The lay chair of a diocesan synod, Carol Wolstenholme (Newcastle), said that she had been working on a project in the diocese to challenge the culture of deanery synods. There was concern that the voices of lay people were not often heard. Research had shown that many did not understand the culture and language of the Church and were intimidated by the confidence of the clergy.

Working to challenge this, policy changes had resulted in an “evident” change in the climate and contributions at the diocesan synod and Bishop’s Council.

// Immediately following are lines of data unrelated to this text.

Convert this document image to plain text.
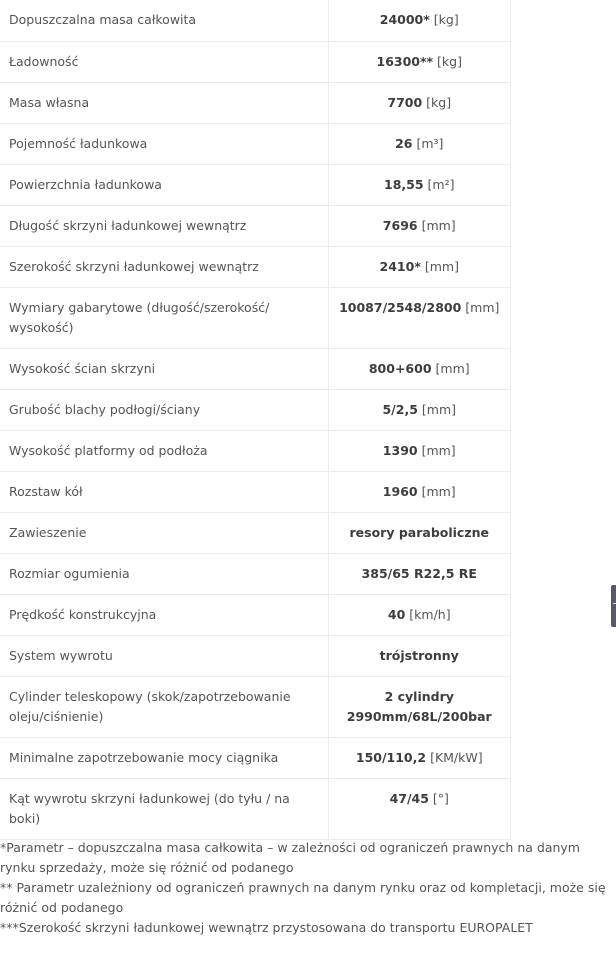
Dopuszczalna masa całkowita	24000* [kg]
Ładowność	16300** [kg]
Masa własna	7700 [kg]
Pojemność ładunkowa	26 [m³]
Powierzchnia ładunkowa	18,55 [m²]
Długość skrzyni ładunkowej wewnątrz	7696 [mm]
Szerokość skrzyni ładunkowej wewnątrz	2410* [mm]
Wymiary gabarytowe (długość/szerokość/ wysokość)	10087/2548/2800 [mm]
Wysokość ścian skrzyni	800+600 [mm]
Grubość blachy podłogi/ściany	5/2,5 [mm]
Wysokość platformy od podłoża	1390 [mm]
Rozstaw kół	1960 [mm]
Zawieszenie	resory paraboliczne
Rozmiar ogumienia	385/65 R22,5 RE
Prędkość konstrukcyjna	40 [km/h]
System wywrotu	trójstronny
Cylinder teleskopowy (skok/zapotrzebowanie oleju/ciśnienie)	2 cylindry
2990mm/68L/200bar
Minimalne zapotrzebowanie mocy ciągnika	150/110,2 [KM/kW]
Kąt wywrotu skrzyni ładunkowej (do tyłu / na boki)	47/45 [°]

*Parametr – dopuszczalna masa całkowita – w zależności od ograniczeń prawnych na danym rynku sprzedaży, może się różnić od podanego

** Parametr uzależniony od ograniczeń prawnych na danym rynku oraz od kompletacji, może się różnić od podanego

***Szerokość skrzyni ładunkowej wewnątrz przystosowana do transportu EUROPALET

Tim Hind (Bath & Wells) said that in an under-sevens’ football match the players all ran to where the ball was, and when the ball moved they all moved to where the ball had gone. If the Church wasn’t to be like that, “we all need to know our position in order to be an effective team together,” he said. “We all have separate gifts, and we need to exercise those.”

Anne Martin (Guildford) said that the report was “long overdue” because “many middle-of-the-road. ordinary Anglicans in the Church of England have felt over the last few years that their voice has not been heard, that their contributions have not been valued, and they haven’t known what to do about it.”

She wanted “an assurance that all clergy would read the report and take it seriously, discussing it at chapter meetings and with laity”.

Dr Meg Warner (London) said that “Lay people are not simply people unfortunate enough not to have been ordained. They actually have something that most clergy don’t have: they live and work in the real world.”

She called for greater opportunities for the clergy and laity to undertake theological education together; and highlighted the experience of the diocese in Europe, which had brought together clergy and laity in diocese-wide training conferences as part of its diocesan synods — a model also used in the Anglican Church of Australia. “Lay people are hungry, and thirst for theological education which is real and which they can apply in their contexts.”

The Synod approved the motion:

That this Synod:

(a) welcome the report from the Archbishops’ Council, Setting God’s People Free (GS 2056); and

(b) call on the Archbishops’ Council to develop the implementation plan referred to in section 5 of the report and to work closely with the House of Bishops and the dioceses in taking in forward.